IRGC in Full Control over Sea of Oman, Strait of Hormuz, Persian Gulf
(FNA)- Commander of the Islamic Revolution Guards Corps Major General Mohammad Ali Jafari underlined that the whole regional waters, from the Sea of Oman and the Strait of Hormuz to the Persian Gulf, are under the full control of the IRGC.
Jafari made the remarks on the sidelines of the massive IRGC naval wargames, codenamed Payambar-e Azam 9 (The Great Prophet 9), in the Persian Gulf and the Strait of Hormuz on Wednesday.
"The message of these wargames is that others should pay good heed to the point that they should not take any action near the Islamic Republic's security circle. We believe to be the defenders of the Strait of Hormuz' security and showed this in our wargames today," he underlined.
Jafari referred to the hi-tech weapons and missiles used during the Wednesday wargames, and said, "These advanced technologies when mixed with our power of faith create a unique power. Of course, we don’t intend to test them (the enemy) in a real situation, but if such a situation happens, certainly the Sea of Oman, the Strait of Hormuz and the Persian Gulf region will be fully controlled by the IRGC Navy."
Stressing that the Payambar-e Azam 9 wargames are deterrent in nature, he said the exercises have a message of security and peace as they show the Islamic Republic of Iran's might to the country's allies and the regional states.
He said Iran does not have any issue with the regional countries, rather "we have a problem with the trans-regional enemies and God willing, one day unity and sympathy will grow among the regional states to such a degree that the enemy will leave our region and full security will be established."
The Islamic Revolution Guards Corps (IRGC) Navy started massive wargames, codenamed Payambar-e Azam 9 (The Great Prophet 9), in the Persian Gulf and the Strait of Hormuz on Wednesday.

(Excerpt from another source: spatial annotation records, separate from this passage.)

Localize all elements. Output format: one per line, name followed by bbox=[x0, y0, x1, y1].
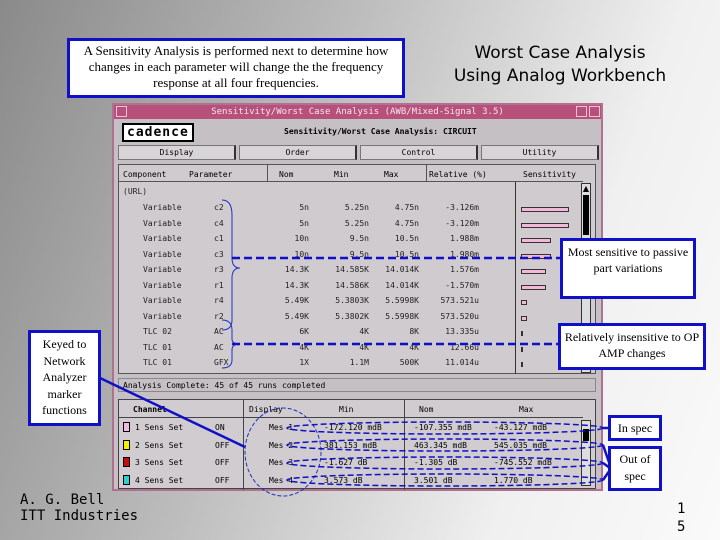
author: A. G. Bell ITT Industries bbox=[20, 492, 138, 524]
callout-insensitive: Relatively insensitive to OP AMP changes bbox=[558, 323, 706, 370]
callout-keyed: Keyed to Network Analyzer marker functio… bbox=[28, 330, 101, 426]
callout-most-sensitive: Most sensitive to passive part variation… bbox=[560, 238, 696, 299]
author-name: A. G. Bell bbox=[20, 492, 105, 508]
author-company: ITT Industries bbox=[20, 508, 139, 524]
brace-passive bbox=[221, 199, 241, 331]
page-number: 1 5 bbox=[677, 501, 686, 535]
callout-out-of-spec: Out of spec bbox=[608, 446, 662, 491]
callout-in-spec: In spec bbox=[608, 415, 662, 441]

The massive exercises started after IRGC Commander Major General Mohammad Ali Jafari issued the order and in the presence of other high-ranking Iranian officials and military commanders, including Parliament Speaker Ali Larijani, Deputy Chief of Staff of the Iranian Armed Forces Major General Gholam Ali Rashid, Commander of the IRGC Aerospace Force Brigadier General Amir Ali Hajizadeh, Lieutenant Commander of the IRGC Brigadier General Hossein Salami, Commander of the IRGC Ground Force Brigadier General Mohammad Pakpour, Deputy Chief of Staff of the Armed Forces Brigadier General Baqeri and IRGC Navy Commander Rear Admiral Ali Fadavi.
Different IRGC Navy vessels are being used in the exercises staged in the Persian Gulf and the Strait of Hormuz.
Tens of IRGC vessels started high-speed mine-laying operations in a short period of time to get ready for critical situations in times of possible threats.
Fadavi described Iran's "mine-laying" capability as "the most important concern of the Americans", and said, "We have the most advanced sea mines which cannot be imagined by the Americans."
In recent years, Iran has made great achievements in its defense sector and attained self-sufficiency in producing essential military equipment and systems.
Iranian officials have always stressed that the country's military and arms programs serve defensive purposes and should not be perceived as a threat to any other country.
Iran's naval power has even been acknowledged by foes. In a Sep. 11, 2008 report, the Washington Institute for the Near East Policy said that in the two decades since the Iraqi imposed war on Iran, the Islamic Republic has excelled in naval capabilities and is able to wage unique asymmetric warfare against larger naval forces.
According to the report, Iran's Navy has been transformed into a highly motivated, well-equipped, and well-financed force and is effectively in control of the world's oil lifeline, the Strait of Hormuz.